Net zero water: The why, what, and how | The Financial Express

Net zero water: The why, what, and how

While the Earth’s capability of recycling water is remarkable, the challenge is to maintain the quality of water that is being recycled.

net zero water, water level, water recycle, water scarcity, underground water, joshimath water crisis
The total amount of water on Earth has been constant for a fairly long time, at least since the time of dinosaurs – thanks to our planet’s incredible water cycle.

By Dr. Prashanth Suresh Kumar

Water scarcity is a rising concern globally; but wait, how is global water shortage even a possibility? Is our planet running out of water? Scientists are divided regarding the exact origin of Earth’s water. Did the Earth start as a dry planet and gain its water over millions of years through water-bearing asteroids and comets, or did Earth already have the water from the nebular gas that aided in the formation of the solar system? 
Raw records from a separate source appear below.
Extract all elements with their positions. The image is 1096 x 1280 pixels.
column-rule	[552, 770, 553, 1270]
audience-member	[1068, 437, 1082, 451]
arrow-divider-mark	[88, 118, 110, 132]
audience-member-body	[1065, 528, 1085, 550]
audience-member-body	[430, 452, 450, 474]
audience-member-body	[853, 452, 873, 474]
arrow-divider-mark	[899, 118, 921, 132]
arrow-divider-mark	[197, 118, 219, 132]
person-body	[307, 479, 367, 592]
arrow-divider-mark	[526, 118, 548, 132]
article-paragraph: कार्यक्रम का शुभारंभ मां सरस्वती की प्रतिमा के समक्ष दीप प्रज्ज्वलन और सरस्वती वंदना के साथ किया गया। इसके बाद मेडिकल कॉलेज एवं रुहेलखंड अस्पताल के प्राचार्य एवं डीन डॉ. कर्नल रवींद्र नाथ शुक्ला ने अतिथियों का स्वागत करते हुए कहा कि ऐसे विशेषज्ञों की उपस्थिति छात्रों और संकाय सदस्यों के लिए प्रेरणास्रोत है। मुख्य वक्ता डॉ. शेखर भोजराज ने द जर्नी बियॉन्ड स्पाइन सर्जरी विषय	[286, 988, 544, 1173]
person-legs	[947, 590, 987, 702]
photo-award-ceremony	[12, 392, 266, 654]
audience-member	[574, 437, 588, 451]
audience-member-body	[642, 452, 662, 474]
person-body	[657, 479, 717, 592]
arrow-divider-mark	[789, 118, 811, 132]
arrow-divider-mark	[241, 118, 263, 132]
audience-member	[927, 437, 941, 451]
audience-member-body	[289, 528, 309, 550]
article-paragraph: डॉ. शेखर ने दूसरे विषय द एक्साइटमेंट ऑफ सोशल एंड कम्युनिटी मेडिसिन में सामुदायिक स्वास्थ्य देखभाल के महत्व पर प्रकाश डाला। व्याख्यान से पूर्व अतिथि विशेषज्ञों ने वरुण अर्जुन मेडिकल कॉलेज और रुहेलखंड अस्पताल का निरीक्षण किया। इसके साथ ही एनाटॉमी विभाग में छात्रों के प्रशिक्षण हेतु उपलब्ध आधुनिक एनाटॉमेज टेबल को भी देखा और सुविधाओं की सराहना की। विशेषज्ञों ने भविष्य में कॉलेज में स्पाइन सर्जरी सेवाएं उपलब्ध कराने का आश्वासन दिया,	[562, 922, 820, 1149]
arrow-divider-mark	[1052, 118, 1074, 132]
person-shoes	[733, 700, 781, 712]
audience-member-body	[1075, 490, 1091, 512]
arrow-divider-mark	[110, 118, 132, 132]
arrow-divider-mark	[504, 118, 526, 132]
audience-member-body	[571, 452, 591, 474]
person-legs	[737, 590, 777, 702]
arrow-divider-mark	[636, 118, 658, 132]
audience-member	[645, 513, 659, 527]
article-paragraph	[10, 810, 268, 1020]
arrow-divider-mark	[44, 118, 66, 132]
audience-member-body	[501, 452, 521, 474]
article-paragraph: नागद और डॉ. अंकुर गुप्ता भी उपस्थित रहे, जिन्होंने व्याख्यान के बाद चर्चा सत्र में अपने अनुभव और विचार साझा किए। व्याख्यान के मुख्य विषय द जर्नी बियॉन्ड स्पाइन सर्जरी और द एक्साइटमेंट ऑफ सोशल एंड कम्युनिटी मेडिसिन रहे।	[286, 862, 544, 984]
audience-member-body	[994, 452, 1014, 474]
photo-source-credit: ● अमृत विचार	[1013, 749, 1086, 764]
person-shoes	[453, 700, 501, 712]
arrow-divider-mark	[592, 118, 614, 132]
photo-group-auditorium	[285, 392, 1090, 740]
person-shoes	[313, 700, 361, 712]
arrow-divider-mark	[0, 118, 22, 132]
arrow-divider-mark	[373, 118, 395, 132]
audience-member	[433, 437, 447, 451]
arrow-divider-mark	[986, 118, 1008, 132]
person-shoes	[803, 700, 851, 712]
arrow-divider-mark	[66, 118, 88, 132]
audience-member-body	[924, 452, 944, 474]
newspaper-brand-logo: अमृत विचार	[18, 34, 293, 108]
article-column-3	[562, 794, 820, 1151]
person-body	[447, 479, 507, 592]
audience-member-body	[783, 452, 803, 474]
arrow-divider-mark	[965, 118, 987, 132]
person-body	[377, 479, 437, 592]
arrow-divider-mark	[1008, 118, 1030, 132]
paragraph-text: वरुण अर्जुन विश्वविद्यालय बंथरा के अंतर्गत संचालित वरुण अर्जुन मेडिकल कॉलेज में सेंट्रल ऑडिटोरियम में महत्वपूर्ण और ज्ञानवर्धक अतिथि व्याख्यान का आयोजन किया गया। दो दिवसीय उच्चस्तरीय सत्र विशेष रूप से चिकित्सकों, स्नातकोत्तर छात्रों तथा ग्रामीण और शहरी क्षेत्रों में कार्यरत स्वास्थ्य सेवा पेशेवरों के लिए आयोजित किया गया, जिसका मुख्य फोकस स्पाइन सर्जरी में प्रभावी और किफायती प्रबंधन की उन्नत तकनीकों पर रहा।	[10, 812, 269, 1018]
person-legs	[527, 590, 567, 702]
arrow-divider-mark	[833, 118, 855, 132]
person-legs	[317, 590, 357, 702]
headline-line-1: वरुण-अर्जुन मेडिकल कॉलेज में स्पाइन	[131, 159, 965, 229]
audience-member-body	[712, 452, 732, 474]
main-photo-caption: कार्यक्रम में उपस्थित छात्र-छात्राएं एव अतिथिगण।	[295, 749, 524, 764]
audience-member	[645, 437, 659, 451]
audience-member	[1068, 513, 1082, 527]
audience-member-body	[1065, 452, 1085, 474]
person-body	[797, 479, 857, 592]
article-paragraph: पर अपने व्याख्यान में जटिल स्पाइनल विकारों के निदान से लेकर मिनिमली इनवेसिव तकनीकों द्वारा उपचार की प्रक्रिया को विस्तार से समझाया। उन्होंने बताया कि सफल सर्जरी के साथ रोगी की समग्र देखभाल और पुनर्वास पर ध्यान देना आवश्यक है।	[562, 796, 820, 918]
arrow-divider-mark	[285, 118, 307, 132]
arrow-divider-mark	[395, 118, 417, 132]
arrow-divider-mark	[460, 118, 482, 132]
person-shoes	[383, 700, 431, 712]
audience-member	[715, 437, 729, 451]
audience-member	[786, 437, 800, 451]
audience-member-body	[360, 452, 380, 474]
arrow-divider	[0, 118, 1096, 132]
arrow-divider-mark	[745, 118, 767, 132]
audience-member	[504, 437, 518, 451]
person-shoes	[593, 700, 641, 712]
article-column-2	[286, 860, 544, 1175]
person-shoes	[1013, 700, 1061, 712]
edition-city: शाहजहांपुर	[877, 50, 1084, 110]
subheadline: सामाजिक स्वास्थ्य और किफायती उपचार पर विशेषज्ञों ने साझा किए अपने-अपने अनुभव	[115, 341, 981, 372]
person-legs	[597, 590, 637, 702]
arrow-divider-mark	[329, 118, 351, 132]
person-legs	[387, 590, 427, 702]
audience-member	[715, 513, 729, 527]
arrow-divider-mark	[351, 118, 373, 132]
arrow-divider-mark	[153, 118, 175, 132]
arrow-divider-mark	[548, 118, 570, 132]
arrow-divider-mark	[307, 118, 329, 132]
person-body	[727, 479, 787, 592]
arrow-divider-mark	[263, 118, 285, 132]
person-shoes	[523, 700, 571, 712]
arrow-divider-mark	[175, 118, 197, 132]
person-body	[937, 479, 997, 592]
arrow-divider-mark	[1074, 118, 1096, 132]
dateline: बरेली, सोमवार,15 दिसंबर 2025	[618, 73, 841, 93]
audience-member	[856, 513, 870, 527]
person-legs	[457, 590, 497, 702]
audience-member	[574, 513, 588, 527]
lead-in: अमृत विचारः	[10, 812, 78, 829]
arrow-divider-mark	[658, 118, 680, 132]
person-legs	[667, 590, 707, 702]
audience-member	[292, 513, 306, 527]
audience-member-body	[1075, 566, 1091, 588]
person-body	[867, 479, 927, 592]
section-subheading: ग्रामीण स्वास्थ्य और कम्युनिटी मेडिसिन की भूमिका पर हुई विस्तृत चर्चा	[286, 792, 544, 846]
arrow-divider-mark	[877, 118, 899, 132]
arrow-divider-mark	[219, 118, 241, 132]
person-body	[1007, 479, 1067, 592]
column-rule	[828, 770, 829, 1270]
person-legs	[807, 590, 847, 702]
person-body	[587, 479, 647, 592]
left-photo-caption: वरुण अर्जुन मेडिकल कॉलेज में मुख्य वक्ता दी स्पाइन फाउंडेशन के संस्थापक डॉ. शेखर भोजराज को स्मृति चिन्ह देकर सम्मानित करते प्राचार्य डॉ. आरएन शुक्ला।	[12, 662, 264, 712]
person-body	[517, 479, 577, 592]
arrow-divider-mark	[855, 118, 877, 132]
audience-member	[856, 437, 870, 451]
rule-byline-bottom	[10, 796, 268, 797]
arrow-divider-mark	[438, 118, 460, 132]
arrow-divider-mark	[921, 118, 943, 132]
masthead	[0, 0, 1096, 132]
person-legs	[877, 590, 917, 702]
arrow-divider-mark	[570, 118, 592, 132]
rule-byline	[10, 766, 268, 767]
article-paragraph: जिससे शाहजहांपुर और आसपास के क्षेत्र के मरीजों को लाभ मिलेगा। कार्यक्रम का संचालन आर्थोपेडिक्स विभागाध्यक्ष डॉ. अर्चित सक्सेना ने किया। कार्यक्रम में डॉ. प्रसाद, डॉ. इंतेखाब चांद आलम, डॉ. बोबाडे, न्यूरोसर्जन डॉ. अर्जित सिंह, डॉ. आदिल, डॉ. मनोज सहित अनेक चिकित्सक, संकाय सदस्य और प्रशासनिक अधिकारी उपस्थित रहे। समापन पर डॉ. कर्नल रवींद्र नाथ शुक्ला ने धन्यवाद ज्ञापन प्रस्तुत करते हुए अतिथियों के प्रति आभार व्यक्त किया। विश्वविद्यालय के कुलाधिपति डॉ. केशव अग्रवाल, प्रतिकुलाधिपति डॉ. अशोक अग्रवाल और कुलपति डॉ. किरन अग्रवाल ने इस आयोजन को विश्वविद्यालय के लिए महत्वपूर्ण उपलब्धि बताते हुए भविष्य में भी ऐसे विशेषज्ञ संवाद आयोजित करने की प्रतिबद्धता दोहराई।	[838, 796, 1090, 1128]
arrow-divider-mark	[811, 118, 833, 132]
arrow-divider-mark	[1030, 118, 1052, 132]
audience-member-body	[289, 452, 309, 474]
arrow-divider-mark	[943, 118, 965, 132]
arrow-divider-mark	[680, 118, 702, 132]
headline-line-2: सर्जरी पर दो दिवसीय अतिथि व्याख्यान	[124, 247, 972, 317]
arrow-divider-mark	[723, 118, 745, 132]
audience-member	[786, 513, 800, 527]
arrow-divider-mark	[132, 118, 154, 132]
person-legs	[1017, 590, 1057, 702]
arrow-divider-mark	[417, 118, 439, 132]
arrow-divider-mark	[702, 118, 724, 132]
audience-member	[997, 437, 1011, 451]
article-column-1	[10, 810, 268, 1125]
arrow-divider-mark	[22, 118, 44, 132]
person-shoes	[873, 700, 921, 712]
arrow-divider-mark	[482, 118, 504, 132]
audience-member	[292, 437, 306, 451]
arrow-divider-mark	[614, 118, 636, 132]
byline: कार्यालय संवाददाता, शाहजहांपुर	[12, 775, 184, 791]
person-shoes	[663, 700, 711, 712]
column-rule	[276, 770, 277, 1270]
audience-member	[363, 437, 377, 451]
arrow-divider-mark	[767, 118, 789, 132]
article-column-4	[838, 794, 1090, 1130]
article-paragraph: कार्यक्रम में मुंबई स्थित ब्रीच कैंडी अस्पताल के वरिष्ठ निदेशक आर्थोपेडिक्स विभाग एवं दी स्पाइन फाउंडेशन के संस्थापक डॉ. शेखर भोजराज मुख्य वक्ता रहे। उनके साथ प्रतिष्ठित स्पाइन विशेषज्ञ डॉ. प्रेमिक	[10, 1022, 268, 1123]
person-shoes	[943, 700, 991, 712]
Regardless of which theory you choose, the total amount of water on Earth has been constant for a fairly long time, at least since the time of dinosaurs – thanks to our planet’s incredible water cycle. Every year, a significant amount of water evaporates from the earth’s surface, but the same amount returns in the form of precipitation like rain and snow. Therefore, the change in the mass of water on Earth is (Net) Zero! In other words, our current planet is self-sufficient with its water requirements.

Why is there a scarcity of water?

While the water recycling capacity of Earth is remarkable, the distribution of the quantity and quality of water across the planet is not the same. Growing population and urbanisation, leading to overexploitation and pollution of water sources, have amplified the scarcity of clean water. And if that was not putting enough stress on existing water supplies, the onset of climate change has complicated things even more. 

Global warming alters the water cycle by affecting the rate of evaporation as well as the moisture-holding capacity of the atmosphere. This in turn affects the frequency and intensity of rainfalls, potentially leading to draughts and floods in different regions. There have been calls for targeting net zero carbon emissions to mitigate the effects of climate change. But an equally important concept while addressing water scarcity is that of net zero water. 

In its simplest form, net zero water at a certain locality means that the locality is independent of external water supplies. The locality is able to self-sustain itself by either reusing the water consumed, or, by having sufficient rainwater harvesting, or a combination of both. This is similar to how our planet is self-sufficient through its water cycle, albeit on a much smaller scale. 

How to achieve net zero water?

However, achieving a net zero water locality comes with challenges. Firstly, the geography of the area determines the availability of rainfall. Secondly, while water reuse is being adopted across several sectors, the quality of water currently being reused is often compliable only for non-contact human applications, like horticulture, toilet flushes. But this would mean that contact applications like drinking, cooking, and showering, would still need a fresh supply of water. Finally, while it is easier to collect and treat wastewater/used-water from specific sources like sewage discharge points, the water used for activities like agriculture and horticulture is harder to recover after the water diffuses underground.

So, how close are we to making net zero water a common practice? We are making big strides in terms of technology; this includes advancements in weather prediction, surveillance of water sources, real-time monitoring of water quality, and wastewater treatment methods. It is currently possible to treat wastewater/used-water, to a quality even better than drinking water standards. 

The costs of such advanced treatments would become more viable as research goes into improving their energy efficiency. The bigger challenge would be inducing mindset shifts. Would people be willing to reuse treated water for applications like drinking and cooking? And what about the policies needed to implement best practices regarding recycling? With a concerted effort, we can replicate the water self-sufficiency of our planet; but will we?

(The author is an assistant professor at Plaksha University. Views expressed are personal.)